Preface: I have not read through all of the thread.
however, the closest thing I can think of for the scenario you propose is to give me, the player, a compelling reason to risk the women i already have in a system that maximizes player agency and challenge.
So for example, you might dangle hot/interesting characters outside the starting 3 as the incentive with the player chasing clearly understood "things" to acquire them, maybe even only temporarily. Those things might be money, connections, drugs, outright removal of rivals, etc. then you offer the player several ways to acquire those things with gambling the main girls as a way to speed up the process or help raise the chance of success . . . the catch being you might lose them.
what you're aiming for is the feeling of being on a knife's edge between success and defeat, or a mastermind trying to hold on to a rapidly unraveling ball of plots, interests, etc. the key, in my opinion, is to maximize player investment in the characters, to build tension, and then make sure the gameplay never hard-locks the player arbitrarily. the player should clearly understand the risk, the player should have a number of well balanced "tools" to modify their risk/reward and "make plays" to reward good understanding/skill, and finally, the player should be able to recover from losing . . . perhaps by taking even greater risk.
leane 2: leane of legitimate crown is almost a good example of this in that you can get good at the army combat game-play, risk your female generals, and the story is compelling. the issue is that it fails to find a way to inform the player about key game mechanics relevant to the NTR before the big twist. so unless you play with a guide it's easy to play a long time, get to the twist half way through, and be utterly screwed into the "avoidable" NTR. It was very much like getting to the end of a 10 hour tutorial only to get an game over because you didn't guess the important mechanics not introduced.

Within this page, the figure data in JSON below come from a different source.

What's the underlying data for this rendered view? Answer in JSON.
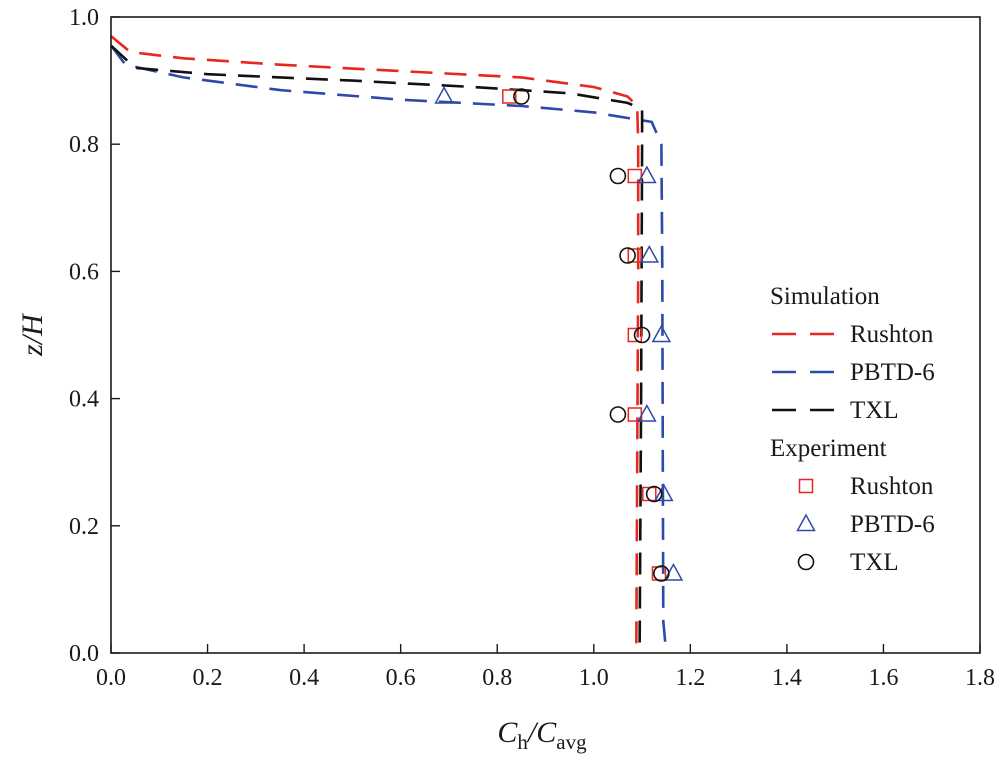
{
  "chart_data": {
    "type": "line",
    "xlabel": {
      "main": "C",
      "sub1": "h",
      "sep": "/C",
      "sub2": "avg"
    },
    "ylabel": {
      "main": "z",
      "rest": "/H"
    },
    "xlim": [
      0.0,
      1.8
    ],
    "ylim": [
      0.0,
      1.0
    ],
    "xticks": [
      "0.0",
      "0.2",
      "0.4",
      "0.6",
      "0.8",
      "1.0",
      "1.2",
      "1.4",
      "1.6",
      "1.8"
    ],
    "yticks": [
      "0.0",
      "0.2",
      "0.4",
      "0.6",
      "0.8",
      "1.0"
    ],
    "grid": false,
    "legend_position": "right",
    "simulation_heading": "Simulation",
    "experiment_heading": "Experiment",
    "series": [
      {
        "name": "Rushton",
        "kind": "simulation",
        "color": "#e8271f",
        "x": [
          0.0,
          0.04,
          0.15,
          0.35,
          0.6,
          0.85,
          1.0,
          1.07,
          1.09,
          1.092,
          1.092,
          1.09,
          1.088
        ],
        "y": [
          0.97,
          0.945,
          0.935,
          0.925,
          0.915,
          0.905,
          0.89,
          0.875,
          0.86,
          0.8,
          0.6,
          0.3,
          0.0
        ]
      },
      {
        "name": "PBTD-6",
        "kind": "simulation",
        "color": "#2e4aa8",
        "x": [
          0.0,
          0.03,
          0.15,
          0.35,
          0.6,
          0.85,
          1.0,
          1.08,
          1.12,
          1.14,
          1.142,
          1.143,
          1.144,
          1.15
        ],
        "y": [
          0.955,
          0.925,
          0.905,
          0.885,
          0.87,
          0.86,
          0.85,
          0.84,
          0.835,
          0.8,
          0.6,
          0.3,
          0.05,
          0.0
        ]
      },
      {
        "name": "TXL",
        "kind": "simulation",
        "color": "#111111",
        "x": [
          0.0,
          0.05,
          0.2,
          0.5,
          0.75,
          0.95,
          1.07,
          1.1,
          1.1,
          1.098,
          1.095
        ],
        "y": [
          0.955,
          0.92,
          0.91,
          0.9,
          0.89,
          0.88,
          0.865,
          0.855,
          0.8,
          0.4,
          0.0
        ]
      },
      {
        "name": "Rushton",
        "kind": "experiment",
        "marker": "square",
        "color": "#e8271f",
        "x": [
          0.825,
          1.085,
          1.085,
          1.085,
          1.085,
          1.115,
          1.135
        ],
        "y": [
          0.875,
          0.75,
          0.625,
          0.5,
          0.375,
          0.25,
          0.125
        ]
      },
      {
        "name": "PBTD-6",
        "kind": "experiment",
        "marker": "triangle",
        "color": "#2e4aa8",
        "x": [
          0.69,
          1.11,
          1.115,
          1.14,
          1.11,
          1.145,
          1.165
        ],
        "y": [
          0.875,
          0.75,
          0.625,
          0.5,
          0.375,
          0.25,
          0.125
        ]
      },
      {
        "name": "TXL",
        "kind": "experiment",
        "marker": "circle",
        "color": "#111111",
        "x": [
          0.85,
          1.05,
          1.07,
          1.1,
          1.05,
          1.125,
          1.14
        ],
        "y": [
          0.875,
          0.75,
          0.625,
          0.5,
          0.375,
          0.25,
          0.125
        ]
      }
    ]
  }
}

was it a good NTR? probably. Was it fun for anyone that doesn't want to role-play a beta? no, not at all. which is unfortunate because it has a lot of clear effort put into it and is by far one of the better built RPGM games. and what's really unfortunate, is that all the tools were there. it's a game of kingdoms and great battles, but the player is never given the option of changing his lot. no coups, no rebellions, no stealing the crown. without a guide (and what's the fun of always following a guide?) it's basically a hard railroad onto the NTR path that makes less and less sense the further from the, I'll admit, well done mid game twist one gets.

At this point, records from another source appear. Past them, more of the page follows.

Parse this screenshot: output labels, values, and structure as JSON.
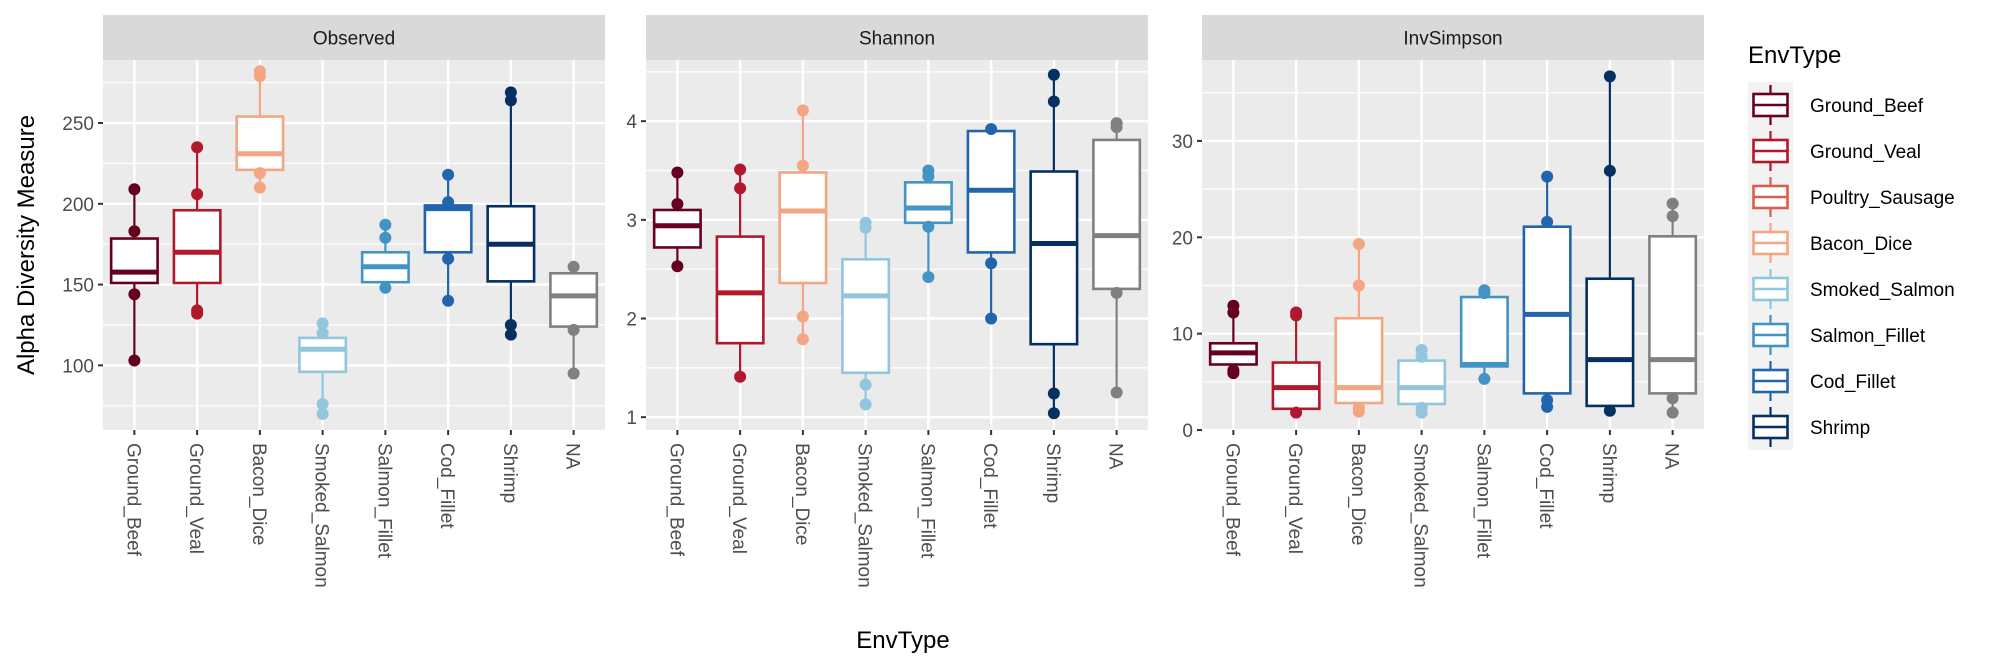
{
  "chart_data": {
    "type": "boxplot",
    "title": "",
    "xlabel": "EnvType",
    "ylabel": "Alpha Diversity Measure",
    "categories": [
      "Ground_Beef",
      "Ground_Veal",
      "Bacon_Dice",
      "Smoked_Salmon",
      "Salmon_Fillet",
      "Cod_Fillet",
      "Shrimp",
      "NA"
    ],
    "colors": {
      "Ground_Beef": "#67001F",
      "Ground_Veal": "#B2182B",
      "Poultry_Sausage": "#D6604D",
      "Bacon_Dice": "#F4A582",
      "Smoked_Salmon": "#92C5DE",
      "Salmon_Fillet": "#4393C3",
      "Cod_Fillet": "#2166AC",
      "Shrimp": "#053061",
      "NA": "#808080"
    },
    "legend": {
      "title": "EnvType",
      "position": "right",
      "entries": [
        "Ground_Beef",
        "Ground_Veal",
        "Poultry_Sausage",
        "Bacon_Dice",
        "Smoked_Salmon",
        "Salmon_Fillet",
        "Cod_Fillet",
        "Shrimp"
      ]
    },
    "panels": [
      {
        "facet": "Observed",
        "ylim": [
          60,
          289
        ],
        "yticks": [
          100,
          150,
          200,
          250
        ],
        "ygrid_minor": [
          75,
          125,
          175,
          225,
          275
        ],
        "boxes": [
          {
            "q1": 151,
            "median": 157.7,
            "q3": 178.5,
            "points": [
              209,
              183,
              144,
              103
            ]
          },
          {
            "q1": 151,
            "median": 170,
            "q3": 196,
            "points": [
              235,
              206,
              134,
              132
            ]
          },
          {
            "q1": 221,
            "median": 231,
            "q3": 254,
            "points": [
              282,
              279,
              219,
              210
            ]
          },
          {
            "q1": 96,
            "median": 110,
            "q3": 117,
            "points": [
              126,
              120,
              76,
              70
            ]
          },
          {
            "q1": 151.5,
            "median": 161,
            "q3": 170,
            "points": [
              187,
              179,
              148
            ]
          },
          {
            "q1": 170,
            "median": 197,
            "q3": 199,
            "points": [
              218,
              201,
              166,
              140
            ]
          },
          {
            "q1": 152,
            "median": 175,
            "q3": 198.5,
            "points": [
              269,
              264,
              125,
              119
            ]
          },
          {
            "q1": 124,
            "median": 143,
            "q3": 157,
            "points": [
              161,
              122,
              95
            ]
          }
        ]
      },
      {
        "facet": "Shannon",
        "ylim": [
          0.87,
          4.62
        ],
        "yticks": [
          1,
          2,
          3,
          4
        ],
        "ygrid_minor": [
          1.5,
          2.5,
          3.5,
          4.5
        ],
        "boxes": [
          {
            "q1": 2.72,
            "median": 2.94,
            "q3": 3.1,
            "points": [
              3.48,
              3.16,
              2.53
            ]
          },
          {
            "q1": 1.75,
            "median": 2.26,
            "q3": 2.83,
            "points": [
              3.51,
              3.32,
              1.41
            ]
          },
          {
            "q1": 2.36,
            "median": 3.09,
            "q3": 3.48,
            "points": [
              4.11,
              3.55,
              2.02,
              1.79
            ]
          },
          {
            "q1": 1.45,
            "median": 2.23,
            "q3": 2.6,
            "points": [
              2.97,
              2.92,
              1.33,
              1.13
            ]
          },
          {
            "q1": 2.97,
            "median": 3.12,
            "q3": 3.38,
            "points": [
              3.5,
              3.44,
              2.93,
              2.42
            ]
          },
          {
            "q1": 2.67,
            "median": 3.3,
            "q3": 3.9,
            "points": [
              3.92,
              2.56,
              2.0
            ]
          },
          {
            "q1": 1.74,
            "median": 2.76,
            "q3": 3.49,
            "points": [
              4.47,
              4.2,
              1.24,
              1.04
            ]
          },
          {
            "q1": 2.3,
            "median": 2.84,
            "q3": 3.81,
            "points": [
              3.98,
              3.94,
              2.26,
              1.25
            ]
          }
        ]
      },
      {
        "facet": "InvSimpson",
        "ylim": [
          0,
          38.4
        ],
        "yticks": [
          0,
          10,
          20,
          30
        ],
        "ygrid_minor": [
          5,
          15,
          25,
          35
        ],
        "boxes": [
          {
            "q1": 6.8,
            "median": 8.0,
            "q3": 9.0,
            "points": [
              12.9,
              12.2,
              6.2,
              5.9
            ]
          },
          {
            "q1": 2.2,
            "median": 4.4,
            "q3": 7.0,
            "points": [
              12.2,
              11.9,
              1.8
            ]
          },
          {
            "q1": 2.8,
            "median": 4.4,
            "q3": 11.6,
            "points": [
              19.3,
              15.0,
              2.3,
              1.9
            ]
          },
          {
            "q1": 2.7,
            "median": 4.4,
            "q3": 7.2,
            "points": [
              8.3,
              7.6,
              2.3,
              1.8
            ]
          },
          {
            "q1": 6.6,
            "median": 6.8,
            "q3": 13.8,
            "points": [
              14.5,
              14.2,
              5.3
            ]
          },
          {
            "q1": 3.8,
            "median": 12.0,
            "q3": 21.1,
            "points": [
              26.3,
              21.6,
              3.1,
              2.4
            ]
          },
          {
            "q1": 2.5,
            "median": 7.3,
            "q3": 15.7,
            "points": [
              36.7,
              26.9,
              2.0
            ]
          },
          {
            "q1": 3.8,
            "median": 7.3,
            "q3": 20.1,
            "points": [
              23.5,
              22.2,
              3.3,
              1.8
            ]
          }
        ]
      }
    ]
  }
}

That's the key that most NTR games miss, and why I feel it's so hated. most games with it are a binary. you're either on the NTR path or you're not. There's very rarely the option to flirt with that line and because of that a lot of NTR also fails to really build the tension that's supposed to define the genre: that feeling of being stolen from and watching the whole world crumble down. Without risk and player choice I'd argue you're not writing real NTR because you're not capturing that tension and without risk and player agency the "NTR Haters" will always be fully justified in loudly denouncing the railroading.